Zehra, une journaliste et artiste kurde, a été arrêtée et enfermée à Mardin. Le « crime » qui lui vaut cette détention est la diffusion d’informations et d’un dessin montrant la destruction de la ville kurde de Nusaybin, à la frontière avec la Syrie. Après 141 jours et une première audience, elle est libérée sous contrôle en attente du jugement. Elle sera condamnée à 2 ans, 9 mois et 22 jours de prison au motif de propagande terroriste.
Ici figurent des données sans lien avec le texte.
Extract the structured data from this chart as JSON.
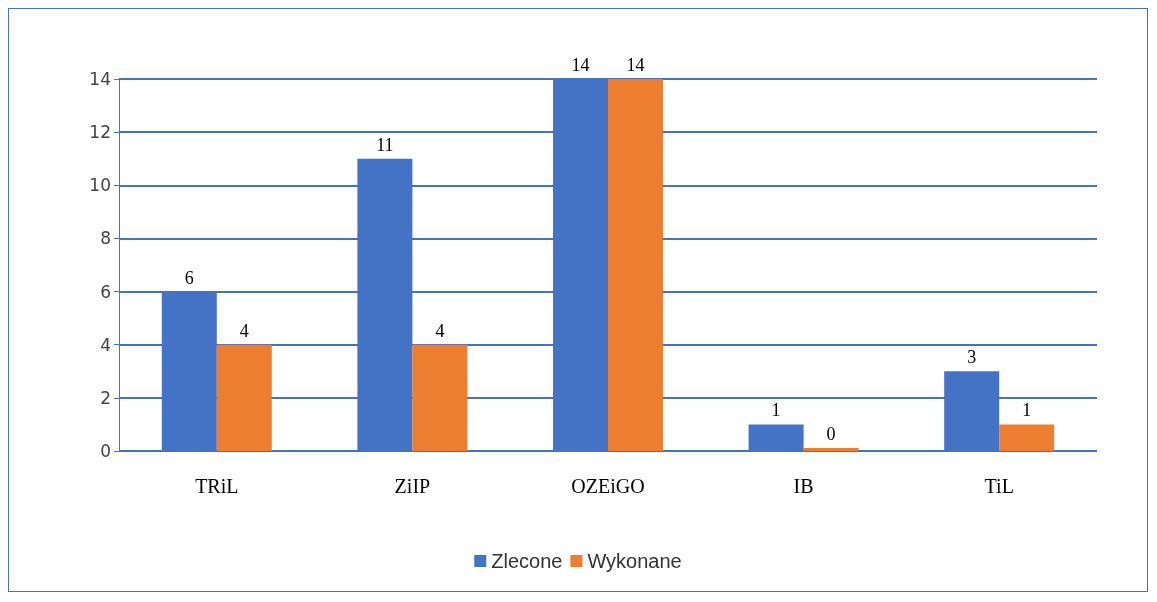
{
  "chart_data": {
    "type": "bar",
    "categories": [
      "TRiL",
      "ZiIP",
      "OZEiGO",
      "IB",
      "TiL"
    ],
    "series": [
      {
        "name": "Zlecone",
        "color": "#4472c4",
        "values": [
          6,
          11,
          14,
          1,
          3
        ]
      },
      {
        "name": "Wykonane",
        "color": "#ed7d31",
        "values": [
          4,
          4,
          14,
          0,
          1
        ]
      }
    ],
    "ylim": [
      0,
      14
    ],
    "yticks": [
      0,
      2,
      4,
      6,
      8,
      10,
      12,
      14
    ],
    "grid": "y",
    "legend": "bottom",
    "data_labels": true
  }
}
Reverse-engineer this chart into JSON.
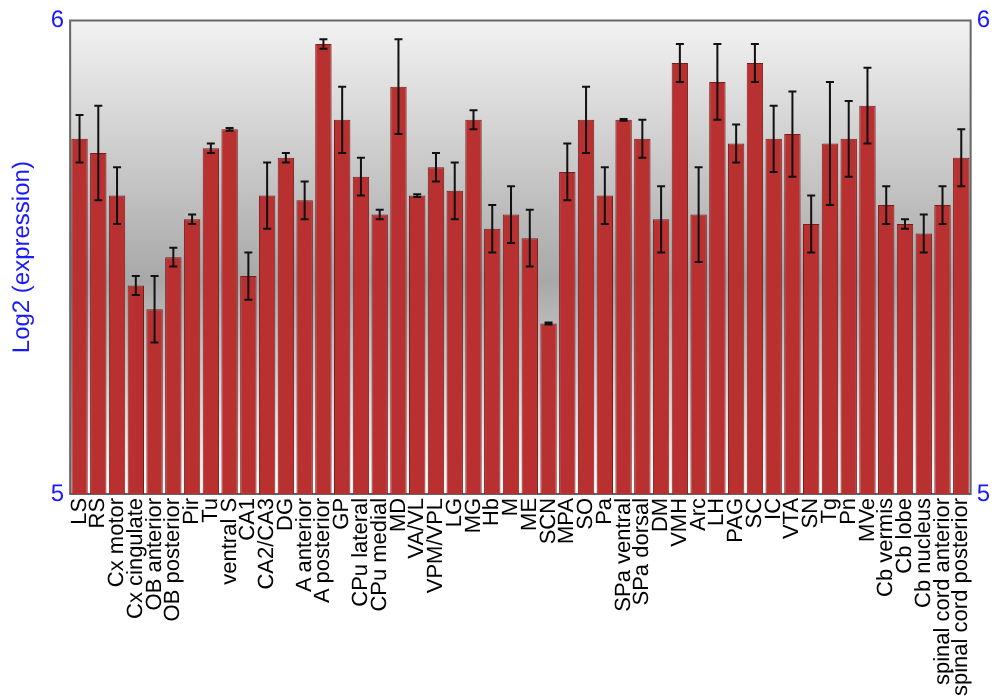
{
  "chart_data": {
    "type": "bar",
    "ylabel": "Log2 (expression)",
    "categories": [
      "LS",
      "RS",
      "Cx motor",
      "Cx cingulate",
      "OB anterior",
      "OB posterior",
      "Pir",
      "Tu",
      "ventral S",
      "CA1",
      "CA2/CA3",
      "DG",
      "A anterior",
      "A posterior",
      "GP",
      "CPu lateral",
      "CPu medial",
      "MD",
      "VA/VL",
      "VPM/VPL",
      "LG",
      "MG",
      "Hb",
      "M",
      "ME",
      "SCN",
      "MPA",
      "SO",
      "Pa",
      "SPa ventral",
      "SPa dorsal",
      "DM",
      "VMH",
      "Arc",
      "LH",
      "PAG",
      "SC",
      "IC",
      "VTA",
      "SN",
      "Tg",
      "Pn",
      "MVe",
      "Cb vermis",
      "Cb lobe",
      "Cb nucleus",
      "spinal cord anterior",
      "spinal cord posterior"
    ],
    "values": [
      5.75,
      5.72,
      5.63,
      5.44,
      5.39,
      5.5,
      5.58,
      5.73,
      5.77,
      5.46,
      5.63,
      5.71,
      5.62,
      5.95,
      5.79,
      5.67,
      5.59,
      5.86,
      5.63,
      5.69,
      5.64,
      5.79,
      5.56,
      5.59,
      5.54,
      5.36,
      5.68,
      5.79,
      5.63,
      5.79,
      5.75,
      5.58,
      5.91,
      5.59,
      5.87,
      5.74,
      5.91,
      5.75,
      5.76,
      5.57,
      5.74,
      5.75,
      5.82,
      5.61,
      5.57,
      5.55,
      5.61,
      5.71
    ],
    "errors": [
      0.05,
      0.1,
      0.06,
      0.02,
      0.07,
      0.02,
      0.01,
      0.01,
      0.003,
      0.05,
      0.07,
      0.01,
      0.04,
      0.01,
      0.07,
      0.04,
      0.01,
      0.1,
      0.003,
      0.03,
      0.06,
      0.02,
      0.05,
      0.06,
      0.06,
      0.002,
      0.06,
      0.07,
      0.06,
      0.002,
      0.04,
      0.07,
      0.04,
      0.1,
      0.08,
      0.04,
      0.04,
      0.07,
      0.09,
      0.06,
      0.13,
      0.08,
      0.08,
      0.04,
      0.01,
      0.04,
      0.04,
      0.06
    ],
    "color": "#b83030",
    "ylim": [
      5,
      6
    ],
    "yticks": [
      5,
      6
    ],
    "y2lim": [
      5,
      6
    ],
    "y2ticks": [
      5,
      6
    ],
    "grid": false,
    "legend": false
  }
}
Entretemps, elle monte une exposition qui alerte la police. Elle était à Istanbul et passe quelques cinq mois dans la clandestinité avant d’être arrêtée dans un banal contrôle. Elle est alors envoyée à Diyarbakir, dans la prison N° 5, un établissement à la sinistre réputation.
Le matériel artistique est bien sûr, interdit. Elle trouve la parade avec une amie qui lui envoie des lettres, n’écrivant que sur une face, laissant l’autre disponible pour crayonner. Ces dessins pouvant être sortis secrètement de la prison. Elle raconte les événements qui l’ont conduit à entrer en résistance, particulièrement depuis 2015, quand les processus de résolution de la question kurde ont été rompus par Erdogan.
Débute alors une répression brutale. Ce sont des attentats attribués à daech lors des rassemblements du HPD, le Parti démocratique du Peuple. Ce sont des villes sous couvre-feu pendant plusieurs mois sans possibilité de se ravitailler. L’auteure expose les attaques violentes d’une armée suréquipée faisant usage de blindés, de mitrailleuses, d’avions de chasse, contre les individus tenant des armes disparates. Les villes sont bombardées, détruites, les murs couverts d’insultes. La soldatesque qui investit les maisons, pille, se masturbe avec les lingeries féminines…
Zehra Doğan raconte la solidarité entre femmes, dans les prisons, l’organisation de la vie quotidienne pour essayer de la rendre moins pesante. Elle décrit la résistance de toutes ces femmes enfermées, ces vies brisées par trop d’années d’enfermement. Mais c’est aussi la description des tortures endurées, les prisonniers suspendus pendant des heures, les jets d’eau glacée, les coups de matraque.
C’est être forcé de marcher, les pieds lacérés, sur du sel avec un codétenu sur le dos. C’est l’ingestion de déjections humaines, glaires, vomissures… Et il faut chanter des marches turques, réciter des poèmes louant la turcité. Deux hommes ont été tués parce que, ne parlant pas le turc, ils chantaient faux.
Prison n° 5 dépeint une réalité monstrueuse qui ne se déroule pas dans un passé lointain. Cela a commencé en 1980 dans la prison N°5 et cela perdure aujourd’hui dans d’autres lieux. L’auteure ne fait donc pas usage de la langue de bois quand elle écrit : “Et le 15 juillet 2016, avec un scénario de tentative de coup d’État, Erdogan ouvre la porte à de nombreux projets funestes et durcit son régime…“
Libérée, Doğan se réfugie en Europe pour ne pas être emprisonnée une troisième fois et continuer à témoigner. Là, grâce au soutien de nombreuses personnes, en particulier de Dominique Grange et Jacques Tardi, l’immense créateur de BD, elle a pu envisager de faire publier ses dessins. Un album que tout adulte responsable, humaniste se doit d’avoir pour dénoncer la torture dans les prisons turques contre le peuple kurde.
Un album poignant, un récit dantesque sur des conditions barbares pires que le neuvième cercle de l’Enfer, un récit qui donne à connaître le passé de ce haut-lieu de persécutions et le magnifique combat mené par ces femmes résolues.
serge perraud
Zehra Doğan, Prison N° 5 (traduction et adaptation de Naz Öké et Daniel Fleury), Delcourt, coll. “Hors collection”, mars 2021, 120 p. – 24,95 €.